В комнате, где сидели хозяева, было душно: наносило жаром и чадом из кухни, а хозяева попрежнему не решались растворить окна. И было темно: по молчаливому соглашению они не зажигали лампы.
Спускалась темная июльская ночь, а они все сидели, не стеля постелей, не решаясь лечь спать.
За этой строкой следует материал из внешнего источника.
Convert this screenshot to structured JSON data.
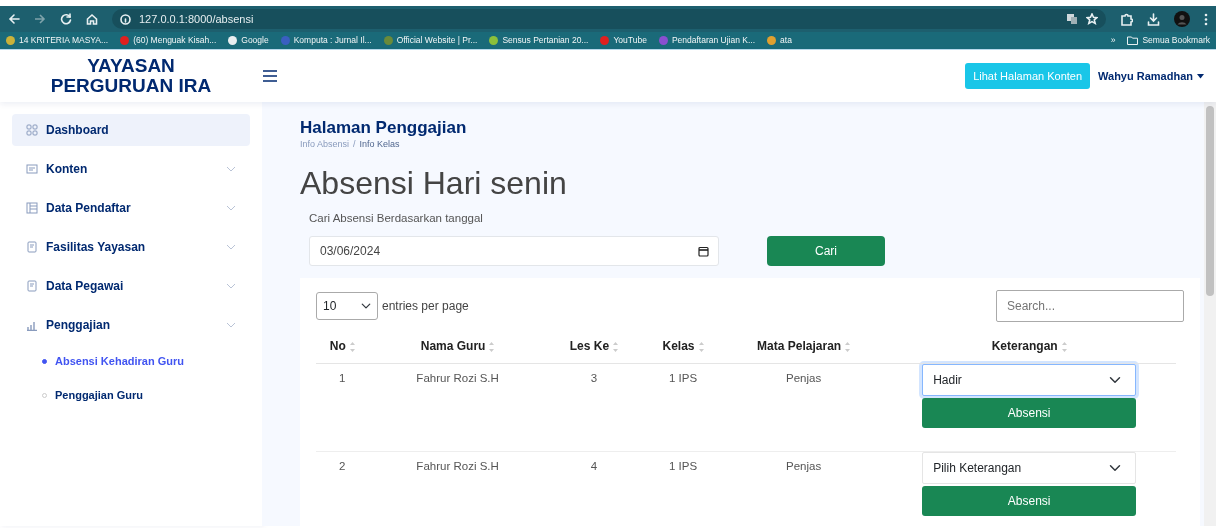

За окном на пустыре уже ничего нельзя было различить, только темный гребень длинного холма справа от пустыря с выступающими на нем зданиями районного исполкома и «бешеного барина» вырисовывался на более светлом фоне неба.
В комнате у ефрейтора запели песню. Пели ее, как поют не просто пьяные люди, а как поют пьяные немцы: совершенно одинаковыми низкими голосами, со страшным напряжением; они даже сипели и хрипели — так им хотелось петь одновременно и низко и громко. Потом они опять чокались и пели, и снова ели, и на некоторое время, пока они ели, все стихало.
Вдруг тяжелые ботинки протопали в передней до самой двери в комнату хозяев и здесь остановились, — тот, кто подошел, прислушивался за дверью.
Раздался сильный стук в дверь пальцем. Елизавета Алексеевна сделала знак не открывать, будто они уже легли. Стук повторился. Через несколько секунд в дверь сильно стукнули кулаком, она отворилась, и черная голова высунулась в дверь,
— Кто есть? — по-русски спросил ефрейтор. — Ха-зайка!
— Что вам нужно? — тихо спросила она.
— Я и мои солдаты просим вас немножко покушать с нами… Ты и Люиза. Немношко, — пояснил он. — И мальтшик!.. Ему вы тоже можете принести. Немношко.
— Мы уже ели, мы не хотим есть, — сказала Елизавета Алексеевна.
— Где Луиза? — не поняв ее, спросил ефрейтор, сопя и отрыгивая пищу, от него так и разило водкой. — Луиза! Я вижу вас, — сказал он, широко улыбнувшись. — Я и мои солдаты просим вас поесть с нами. И выпить, если вы не возражаете.